6. Talvez possa parecer pouco adequado insistir tanto na conexão do amor de Deus e dos irmãos com questões materiais, mas a nossa grande mística opinava precisamente o contrário: “ainda que pareça coisa não conveniente começar pelo temporal, pareceu-me que para que o espiritual ande sempre em aumento é importantíssimo” (Modo de visitar os conventos 2). Vamos ter ocasião de o comprovar em muitos momentos e cartas ao longo deste curso. Agora podemos aprofundar algo sobre o que supôs aceitar uma má renda no seu primeiro convento de S. José de Ávila: 8.11.1581 (2f-3.21f), 15.12.1581 (6).

7. Em continuidade com a importância do temporal para o espiritual, chama a atenção o contraste entre o seu ideal de vida e de bens nos seus mosteiros e a difícil realidade que lhe toca viver na Encarnação com 130 freiras, quando aí regresse como priora: 7.3.1572 (2m).
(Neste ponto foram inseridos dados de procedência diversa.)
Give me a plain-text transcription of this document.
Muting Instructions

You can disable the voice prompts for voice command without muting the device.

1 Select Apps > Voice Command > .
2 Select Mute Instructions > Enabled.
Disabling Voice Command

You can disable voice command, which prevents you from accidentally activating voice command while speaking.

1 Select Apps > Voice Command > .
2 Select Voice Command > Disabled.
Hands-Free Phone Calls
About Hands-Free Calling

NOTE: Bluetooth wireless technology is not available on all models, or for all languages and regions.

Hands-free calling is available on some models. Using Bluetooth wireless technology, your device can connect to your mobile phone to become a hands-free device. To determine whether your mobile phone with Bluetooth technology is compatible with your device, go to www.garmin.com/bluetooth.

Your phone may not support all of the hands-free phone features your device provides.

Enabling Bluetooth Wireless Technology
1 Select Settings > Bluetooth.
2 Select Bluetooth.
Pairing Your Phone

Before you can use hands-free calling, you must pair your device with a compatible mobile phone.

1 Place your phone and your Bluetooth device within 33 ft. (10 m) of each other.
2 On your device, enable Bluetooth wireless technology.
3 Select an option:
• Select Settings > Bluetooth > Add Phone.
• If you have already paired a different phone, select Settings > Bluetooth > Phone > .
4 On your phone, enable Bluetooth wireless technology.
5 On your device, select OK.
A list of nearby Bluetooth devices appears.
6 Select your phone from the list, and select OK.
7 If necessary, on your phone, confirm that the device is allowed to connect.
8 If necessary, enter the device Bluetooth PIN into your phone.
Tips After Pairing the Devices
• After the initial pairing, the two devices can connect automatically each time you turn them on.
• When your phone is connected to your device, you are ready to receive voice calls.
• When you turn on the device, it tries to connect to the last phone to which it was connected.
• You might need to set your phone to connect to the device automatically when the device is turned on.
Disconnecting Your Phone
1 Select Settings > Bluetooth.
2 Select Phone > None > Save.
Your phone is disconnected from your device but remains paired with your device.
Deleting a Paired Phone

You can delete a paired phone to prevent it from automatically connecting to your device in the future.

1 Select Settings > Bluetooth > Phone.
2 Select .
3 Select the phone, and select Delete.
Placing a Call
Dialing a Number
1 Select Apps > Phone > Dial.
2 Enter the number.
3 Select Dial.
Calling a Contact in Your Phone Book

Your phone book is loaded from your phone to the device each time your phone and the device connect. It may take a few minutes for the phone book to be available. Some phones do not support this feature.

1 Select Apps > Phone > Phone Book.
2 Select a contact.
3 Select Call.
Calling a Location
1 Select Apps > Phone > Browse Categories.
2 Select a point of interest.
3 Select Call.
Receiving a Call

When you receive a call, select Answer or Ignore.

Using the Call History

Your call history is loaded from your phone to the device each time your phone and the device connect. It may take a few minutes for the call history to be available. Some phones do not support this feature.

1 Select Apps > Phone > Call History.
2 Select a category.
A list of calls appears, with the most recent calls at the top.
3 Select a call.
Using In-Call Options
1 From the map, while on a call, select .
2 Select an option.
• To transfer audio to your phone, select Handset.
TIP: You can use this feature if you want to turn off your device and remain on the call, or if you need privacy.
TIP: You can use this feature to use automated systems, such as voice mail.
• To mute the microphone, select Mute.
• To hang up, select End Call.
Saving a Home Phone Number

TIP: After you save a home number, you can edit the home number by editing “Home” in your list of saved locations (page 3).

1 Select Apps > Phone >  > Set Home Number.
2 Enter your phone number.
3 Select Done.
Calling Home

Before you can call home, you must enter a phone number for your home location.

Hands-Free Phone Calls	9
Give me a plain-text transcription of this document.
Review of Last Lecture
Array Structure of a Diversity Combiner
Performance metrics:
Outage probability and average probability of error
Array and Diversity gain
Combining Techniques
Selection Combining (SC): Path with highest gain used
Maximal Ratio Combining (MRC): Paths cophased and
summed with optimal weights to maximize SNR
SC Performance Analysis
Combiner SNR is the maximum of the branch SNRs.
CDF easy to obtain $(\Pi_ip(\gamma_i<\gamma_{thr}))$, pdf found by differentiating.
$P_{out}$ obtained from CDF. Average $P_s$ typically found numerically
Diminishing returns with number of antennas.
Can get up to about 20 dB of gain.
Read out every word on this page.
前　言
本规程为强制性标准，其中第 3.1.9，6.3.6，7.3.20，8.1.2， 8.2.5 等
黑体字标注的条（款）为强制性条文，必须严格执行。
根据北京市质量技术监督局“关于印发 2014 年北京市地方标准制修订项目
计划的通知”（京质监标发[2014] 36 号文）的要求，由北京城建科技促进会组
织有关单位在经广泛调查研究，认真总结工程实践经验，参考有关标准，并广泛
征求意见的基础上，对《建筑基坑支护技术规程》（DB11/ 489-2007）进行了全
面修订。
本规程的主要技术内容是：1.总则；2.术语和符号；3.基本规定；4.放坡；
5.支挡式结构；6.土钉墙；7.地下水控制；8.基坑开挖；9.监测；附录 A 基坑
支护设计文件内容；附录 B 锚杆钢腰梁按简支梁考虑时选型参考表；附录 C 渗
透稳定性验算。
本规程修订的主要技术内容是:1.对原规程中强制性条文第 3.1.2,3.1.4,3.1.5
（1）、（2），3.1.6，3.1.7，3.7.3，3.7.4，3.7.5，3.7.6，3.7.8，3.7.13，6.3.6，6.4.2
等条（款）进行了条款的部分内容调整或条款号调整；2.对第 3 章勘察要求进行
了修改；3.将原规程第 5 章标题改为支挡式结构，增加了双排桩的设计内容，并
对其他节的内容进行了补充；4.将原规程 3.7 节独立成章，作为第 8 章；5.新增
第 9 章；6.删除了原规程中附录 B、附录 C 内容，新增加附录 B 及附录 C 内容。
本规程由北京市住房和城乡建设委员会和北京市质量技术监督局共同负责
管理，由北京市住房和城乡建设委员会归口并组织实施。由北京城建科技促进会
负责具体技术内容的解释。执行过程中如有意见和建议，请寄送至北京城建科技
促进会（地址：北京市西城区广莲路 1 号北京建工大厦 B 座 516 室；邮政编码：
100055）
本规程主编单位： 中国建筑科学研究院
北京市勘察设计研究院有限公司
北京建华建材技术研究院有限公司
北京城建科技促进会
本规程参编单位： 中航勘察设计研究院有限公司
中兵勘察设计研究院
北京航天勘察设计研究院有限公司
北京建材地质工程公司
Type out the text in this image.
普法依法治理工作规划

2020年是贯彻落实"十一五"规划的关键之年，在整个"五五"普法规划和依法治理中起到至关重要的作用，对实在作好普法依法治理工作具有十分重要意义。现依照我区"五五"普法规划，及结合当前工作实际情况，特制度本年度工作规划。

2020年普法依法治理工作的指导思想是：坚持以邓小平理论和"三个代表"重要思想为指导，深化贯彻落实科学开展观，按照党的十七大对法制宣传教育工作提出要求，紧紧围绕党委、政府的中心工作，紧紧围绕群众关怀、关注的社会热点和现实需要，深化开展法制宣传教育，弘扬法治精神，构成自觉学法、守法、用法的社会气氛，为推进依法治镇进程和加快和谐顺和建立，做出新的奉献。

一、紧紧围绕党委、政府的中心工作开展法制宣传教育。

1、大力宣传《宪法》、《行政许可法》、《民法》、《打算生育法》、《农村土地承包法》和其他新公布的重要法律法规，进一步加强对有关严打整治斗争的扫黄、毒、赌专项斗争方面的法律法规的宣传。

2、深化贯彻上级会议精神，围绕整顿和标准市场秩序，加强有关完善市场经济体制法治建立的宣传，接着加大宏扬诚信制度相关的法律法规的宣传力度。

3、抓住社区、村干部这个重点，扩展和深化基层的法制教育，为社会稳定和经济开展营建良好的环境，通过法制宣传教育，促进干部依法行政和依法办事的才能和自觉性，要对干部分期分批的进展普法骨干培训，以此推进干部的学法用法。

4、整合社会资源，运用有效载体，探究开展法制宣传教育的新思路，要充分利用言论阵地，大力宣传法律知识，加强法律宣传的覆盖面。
Não obstante, o que mais chama a atenção nestas alusões à Encarnação, contra certa ideia superficial de dito convento, é a rápida melhoria das suas religiosas: 7.11.1571 (4), 7.3.1572 (3). Onde estão as chaves da mudança? Seríamos capazes, eu, a minha comunidade, província… de aceitar reformas de costumes tão simples como as que ali se deram, e que além disso não supunham nenhuma invenção mas fidelidade às próprias constituições? Com frequência o processo que necessitamos de ativar não consiste em grandes originalidades, mas em recuperar certas raízes ou prioridades.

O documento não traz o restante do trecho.